Md pa…est encore grosse. Misericorde! allez vous dire “quatre enfans en cinq années? Cela est bien bourgeois pour un si grand et si noble personnage! Que ferons nous donc nous autres républicains?[”] Il à fallu sévrer la petite derniere bien vite! bien vite! La pauvre mere est fatiguée épuisée &c &c…Je vous prie mon ami si jamais vous vous marie, tout bon republicain que vous soyez ménagez mieux votre femme, au surplus la bonne damme pa ... est amoureuse et jalouse de son mari tant et plus, sa soeur n’est ni l’un ni l’autre comme vous pensez bien, cette derniere va prendre sa maison l’hiver prochain, je crois que son mari est fatigué à l’exces des grands airs du Monsieur d’ailleur il ne se cache pas pour dire que la maison est ennuyeuse à périre, les envieus amis attendant avec impatience le moment de la séparation pour voir et aller chez la jeune soeur à la quelle ils ont tous conservé une tendre amitié du nombre est Mon de Beaupin, Md Baron &c &c…Pour moi je suis toujours la plus tendre et la meilleure amie de cette beaucoup trop sensible femme notre commérce de lettre se soutient sans intéruption depuis mon départ du cher passy, je crois bien que notre attachement durera autant que notre vie.

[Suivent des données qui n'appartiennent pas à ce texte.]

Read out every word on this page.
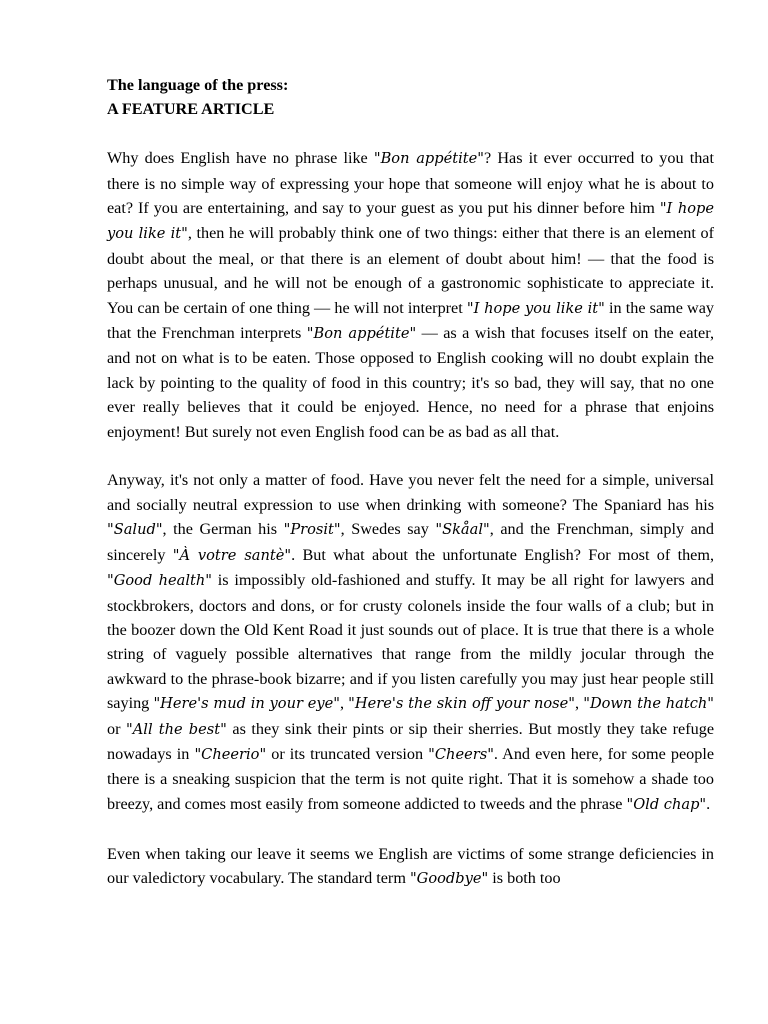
The language of the press:
A FEATURE ARTICLE

Why does English have no phrase like "Bon appétite"? Has it ever occurred to you that there is no simple way of expressing your hope that someone will enjoy what he is about to eat? If you are entertaining, and say to your guest as you put his dinner before him "I hope you like it", then he will probably think one of two things: either that there is an element of doubt about the meal, or that there is an element of doubt about him! — that the food is perhaps unusual, and he will not be enough of a gastronomic sophisticate to appreciate it. You can be certain of one thing — he will not interpret "I hope you like it" in the same way that the Frenchman interprets "Bon appétite" — as a wish that focuses itself on the eater, and not on what is to be eaten. Those opposed to English cooking will no doubt explain the lack by pointing to the quality of food in this country; it's so bad, they will say, that no one ever really believes that it could be enjoyed. Hence, no need for a phrase that enjoins enjoyment! But surely not even English food can be as bad as all that.

Anyway, it's not only a matter of food. Have you never felt the need for a simple, universal and socially neutral expression to use when drinking with someone? The Spaniard has his "Salud", the German his "Prosit", Swedes say "Skåal", and the Frenchman, simply and sincerely "À votre santè". But what about the unfortunate English? For most of them, "Good health" is impossibly old-fashioned and stuffy. It may be all right for lawyers and stockbrokers, doctors and dons, or for crusty colonels inside the four walls of a club; but in the boozer down the Old Kent Road it just sounds out of place. It is true that there is a whole string of vaguely possible alternatives that range from the mildly jocular through the awkward to the phrase-book bizarre; and if you listen carefully you may just hear people still saying "Here's mud in your eye", "Here's the skin off your nose", "Down the hatch" or "All the best" as they sink their pints or sip their sherries. But mostly they take refuge nowadays in "Cheerio" or its truncated version "Cheers". And even here, for some people there is a sneaking suspicion that the term is not quite right. That it is somehow a shade too breezy, and comes most easily from someone addicted to tweeds and the phrase "Old chap".

Even when taking our leave it seems we English are victims of some strange deficiencies in our valedictory vocabulary. The standard term "Goodbye" is both too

Cette pauvre amie voit la séparation de sa famille avec la plus grande peine en quoi je la trouve beaucoup trop bonne car je suis sure que ses parens n’auront pas le moindre regret de la quitter.

Adieu mon cher mon tres aimable ami ne soyez pas fâché si je ne cause pas plus long tems avec vous il y a huit jours que je suis à finir cette lettre, jour et nuit je tiens Mon Armand dans mes bras je suis sa mere sa nourrice et sa premiere bérseuse jugez quelle tâche! Je la remplit en franche campagnarde, plus j’y pense et plus je crois que j’etois née pour habiter en pays plus raisonnable que le mien.) Ajoutez à toutes ces occupations l’obligaton de recevoir du monde je ne puis fermer ma porte on sait que je ne sors pas adieu donc mon cher f…Adieu bon et aimable ami donnez moi de vos nouvelles plus exactement je n’aime psa ces grands voyages qui m’empèchent de recevoir de vos lettres adieu adieu.

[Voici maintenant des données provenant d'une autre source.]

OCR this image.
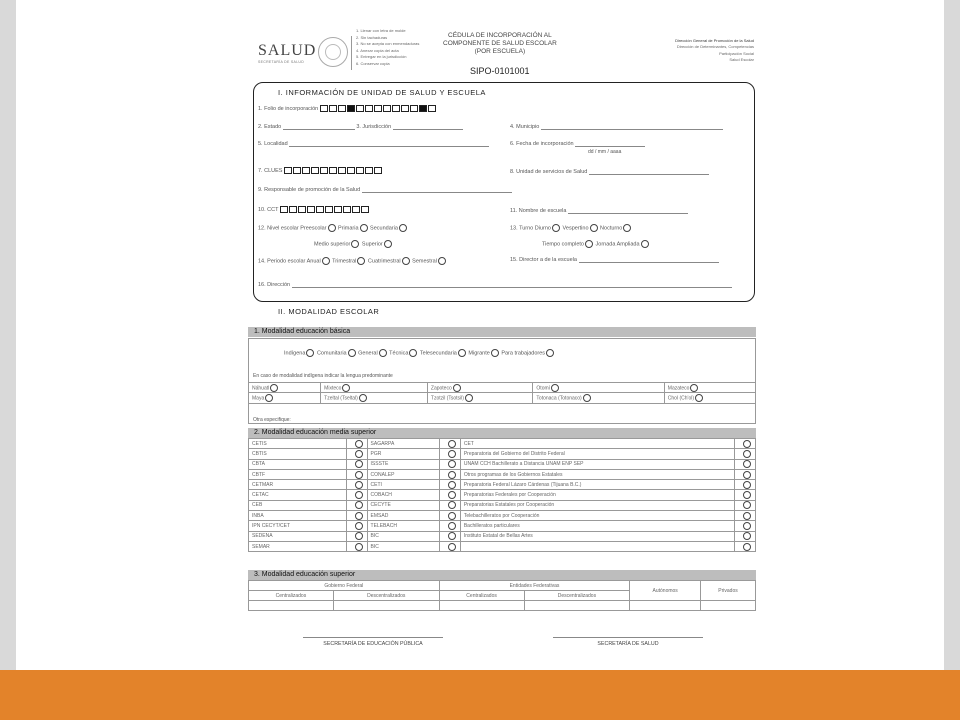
SALUD
SECRETARÍA DE SALUD
1. Llenar con letra de molde
2. Sin tachaduras
3. No se acepta con enmendaduras
4. Anexar copia del acta
5. Entregar en la jurisdicción
6. Conservar copia
CÉDULA DE INCORPORACIÓN AL
COMPONENTE DE SALUD ESCOLAR
(POR ESCUELA)
SIPO-0101001
Dirección General de Promoción de la Salud
Dirección de Determinantes, Competencias
Participación Social
Salud Escolar
I. INFORMACIÓN DE UNIDAD DE SALUD Y ESCUELA
1. Folio de incorporación
2. Estado	3. Jurisdicción	4. Municipio
5. Localidad	6. Fecha de incorporación
dd / mm / aaaa
7. CLUES	8. Unidad de servicios de Salud
9. Responsable de promoción de la Salud
10. CCT	11. Nombre de escuela
12. Nivel escolar Preescolar Primaria Secundaria	13. Turno Diurno Vespertino Nocturno
Medio superior Superior	Tiempo completo Jornada Ampliada
14. Periodo escolar Anual Trimestral Cuatrimestral Semestral	15. Director a de la escuela
16. Dirección
II. MODALIDAD ESCOLAR
1. Modalidad educación básica
Indígena Comunitaria General Técnica Telesecundaria Migrante Para trabajadores
En caso de modalidad indígena indicar la lengua predominante
Náhuatl	Mixteco	Zapoteco	Otomí	Mazateco
Maya	Tzeltal (Tseltal)	Tzotzil (Tsotsil)	Totonaca (Totonaco)	Chol (Ch'ol)
Otra especifique:
2. Modalidad educación media superior
CETIS		SAGARPA		CET	
CBTIS		PGR		Preparatoria del Gobierno del Distrito Federal	
CBTA		ISSSTE		UNAM CCH Bachillerato a Distancia UNAM ENP SEP	
CBTF		CONALEP		Otros programas de los Gobiernos Estatales	
CETMAR		CETI		Preparatoria Federal Lázaro Cárdenas (Tijuana B.C.)	
CETAC		COBACH		Preparatorias Federales por Cooperación	
CEB		CECYTE		Preparatorias Estatales por Cooperación	
INBA		EMSAD		Telebachilleratos por Cooperación	
IPN CECYT/CET		TELEBACH		Bachilleratos particulares	
SEDENA		BIC		Instituto Estatal de Bellas Artes	
SEMAR		BIC			
3. Modalidad educación superior
Gobierno Federal		Entidades Federativas		Autónomos	Privados
Centralizados	Descentralizados	Centralizados	Descentralizados		

SECRETARÍA DE EDUCACIÓN PÚBLICA	SECRETARÍA DE SALUD
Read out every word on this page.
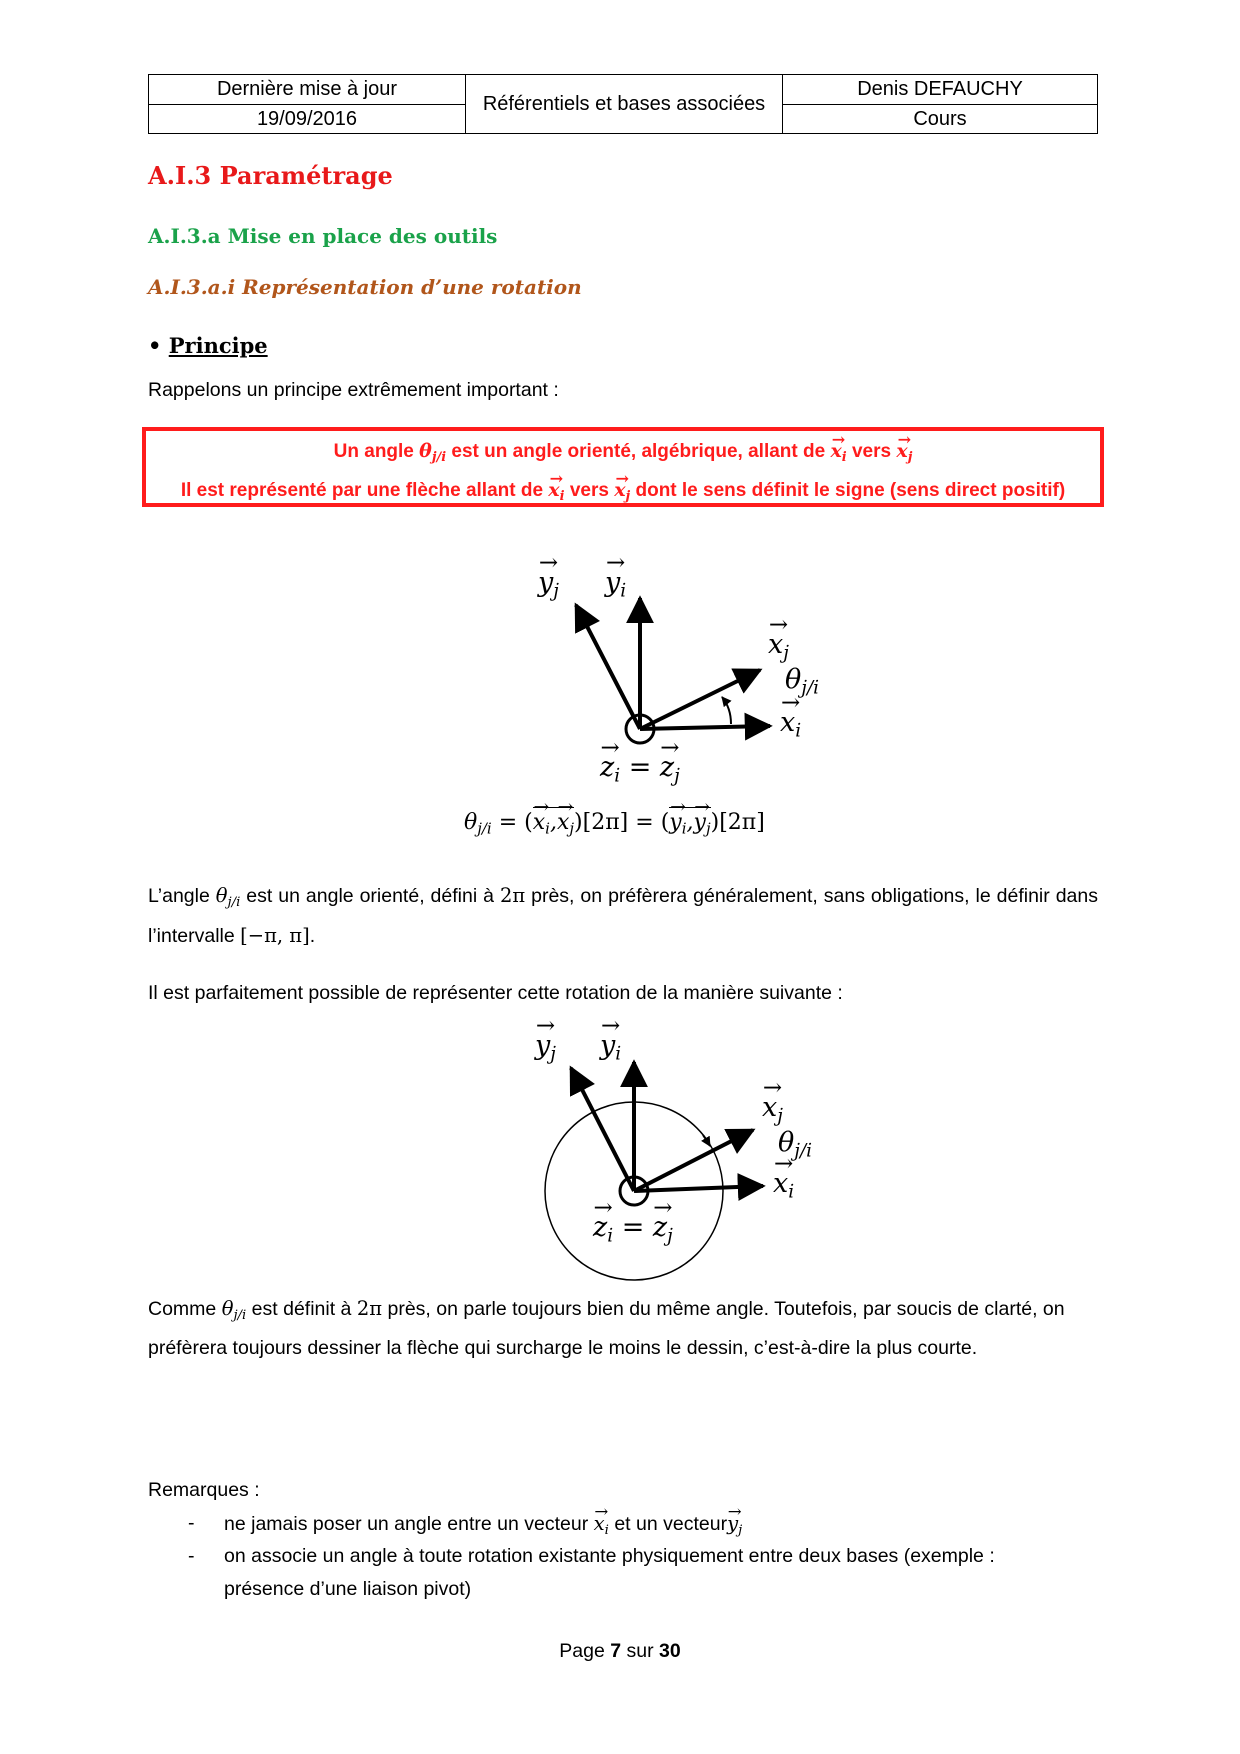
Dernière mise à jour	Référentiels et bases associées	Denis DEFAUCHY
19/09/2016		Cours
A.I.3 Paramétrage
A.I.3.a Mise en place des outils
A.I.3.a.i Représentation d’une rotation
• Principe
Rappelons un principe extrêmement important :
Un angle $\theta_{j/i}$ est un angle orienté, algébrique, allant de → $x_i$ vers → $x_j$
Il est représenté par une flèche allant de → $x_i$ vers → $x_j$ dont le sens définit le signe (sens direct positif)
→ $y_j \to y_i$
→ $x_j$
$\theta_{j/i}$
→ $x_i$
→ $z_i$ = → $z_j$
$\theta_{j/i}$ = (→ $x_i,\to x_j)[2\pi]$ = (→ $y_i,\to y_j)[2\pi]$
L’angle $\theta_{j/i}$ est un angle orienté, défini à 2π près, on préfèrera généralement, sans obligations, le définir dans l’intervalle [−π, π].
Il est parfaitement possible de représenter cette rotation de la manière suivante :
→ $y_j \to y_i$
→ $x_j$
$\theta_{j/i}$
→ $x_i$
→ $z_i$ = → $z_j$
Comme $\theta_{j/i}$ est définit à 2π près, on parle toujours bien du même angle. Toutefois, par soucis de clarté, on préfèrera toujours dessiner la flèche qui surcharge le moins le dessin, c’est-à-dire la plus courte.
Remarques :
- ne jamais poser un angle entre un vecteur → $x_i$ et un vecteur→ $y_j$
- on associe un angle à toute rotation existante physiquement entre deux bases (exemple : présence d’une liaison pivot)
Page 7 sur 30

Tous les jours on auguement de soins et d’attentions pour moi, on est ravi du parti que j’ai pri, je vois que l’on a pensé juste en croyant que c’est la plus sure distraction pour une femme sensible, c’est au moins la seule que je puisse me pardonner, d’ailleur distraction n’est pas oubly, bon dieu quelle difference! Ma fille devient toujours plus aimable elle est belle bonne et douce heureux celui qui la prendra pour sa compagne. En verité j’ai été bien blamée de la maniere dont je l’ai éllevée mais je m’en sais bon gré ce cera la meilleure des femmes, ou je suis bien trompée elle est déja la meilleure des filles, et me donne en tout la plus grande satisfaction. Je suis persuadée que vous seriez étonné de sa raison. Adieu encore une fois voila tout ce que j’ai à vous dire de l’interieure de ma maîson je ne vous dis rien de ce lieu de mon coeur vous le connoissez si bien adieu adieu aimez toujours votre pauvre et tendre amie.

Md le Br…vous embrasse de tout son coeur n’est ce pas bien hardi.